Джидд, как оказалось, связался с заговорщиками среди недовольных младших чиновников, жаждущих добраться до власти. Поскольку он был исповедником самых могущественных людей Маннерана, то имел прекрасную возможность помочь этим честолюбцам, выдав все тайны сильных мира сего. Почему Джидд решился нарушить данную им клятву - неизвестно. Герцог Шумарский предположил, что близкое знакомство породило у Джидда неприязнь. После того как он выслушивал в течение многих лет грустные излияния своих могущественных клиентов, исповедник возненавидел их. Доведенный до отчаяния их признаниями, он нашел удовлетворение в содействии их сокрушению. (Теперь я по-новому осознал, на что могла быть похожа душа исповедника.) С этих пор Джидд, по подсчетам герцога, - уже несколько месяцев, передавал полезные сведения жадным низшим чиновникам, которые ими запугивали своих повелителей, иногда весьма успешно. Сознавшись в употреблении наркотика, я сам стал уязвимым, и он продал меня определенному кругу лиц Судебной Палаты, которые всегда хотели изгнать меня.
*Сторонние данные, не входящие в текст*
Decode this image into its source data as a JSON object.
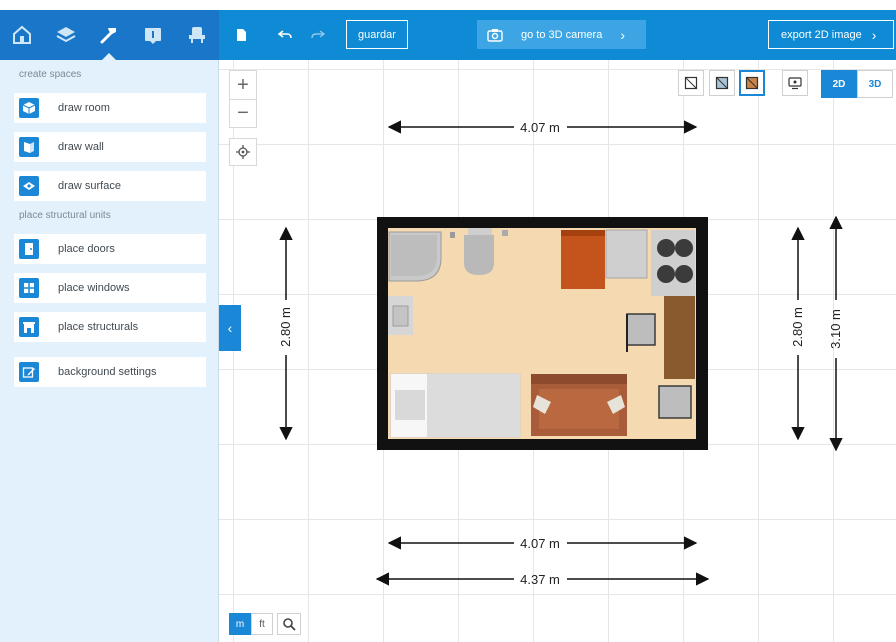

- Но это абсурд! - вскричал я. - Единственное свидетельство против меня охраняется святостью Церкви! Как мог Джидд жаловаться на меня, основываясь только на том, в чем я сам ему сознался? Я сокрушу его обвинением в нарушении договора!

- Есть еще одно свидетельство, - печально заметил маркиз Войн.

- Что?

- Джидд побудил ваших врагов, - продолжал маркиз, - провести определенное расследование. В трущобах за Каменным Собором они нашли одну женщину, которая призналась им, что вы один раз напоили ее странным напитком, открывшим ее душу перед вами.

- Канальи!

- Они также сумели найти связь между некоторыми из нас и вами. Сегодня утром перед нами предстали наши подчиненные, требуя передать им ведение государственных дел, либо подвергнуться разоблачению. На нас не подействовали эти угрозы, и шантажисты сейчас под арестом, но нечего даже говорить, как много сообщников они имеют в высших сферах. Возможно, в начале следующего месяца нас всех выбросят из своих мест и нашей властью завладеют новые люди. Тем не менее я сомневаюсь в этом, ибо, насколько мы можем определить, до сих пор единственно серьезным свидетельством является признание этой суки, которое имеет в виду только вас, Кинналл. От обвинения Джидда, конечно, можно отмахнуться, хотя оно может принести определенный вред.

- Мы могли бы уничтожить протокол с ее признанием, - сказал я. - А потом я заявлю, что никогда не знался с нею. Я…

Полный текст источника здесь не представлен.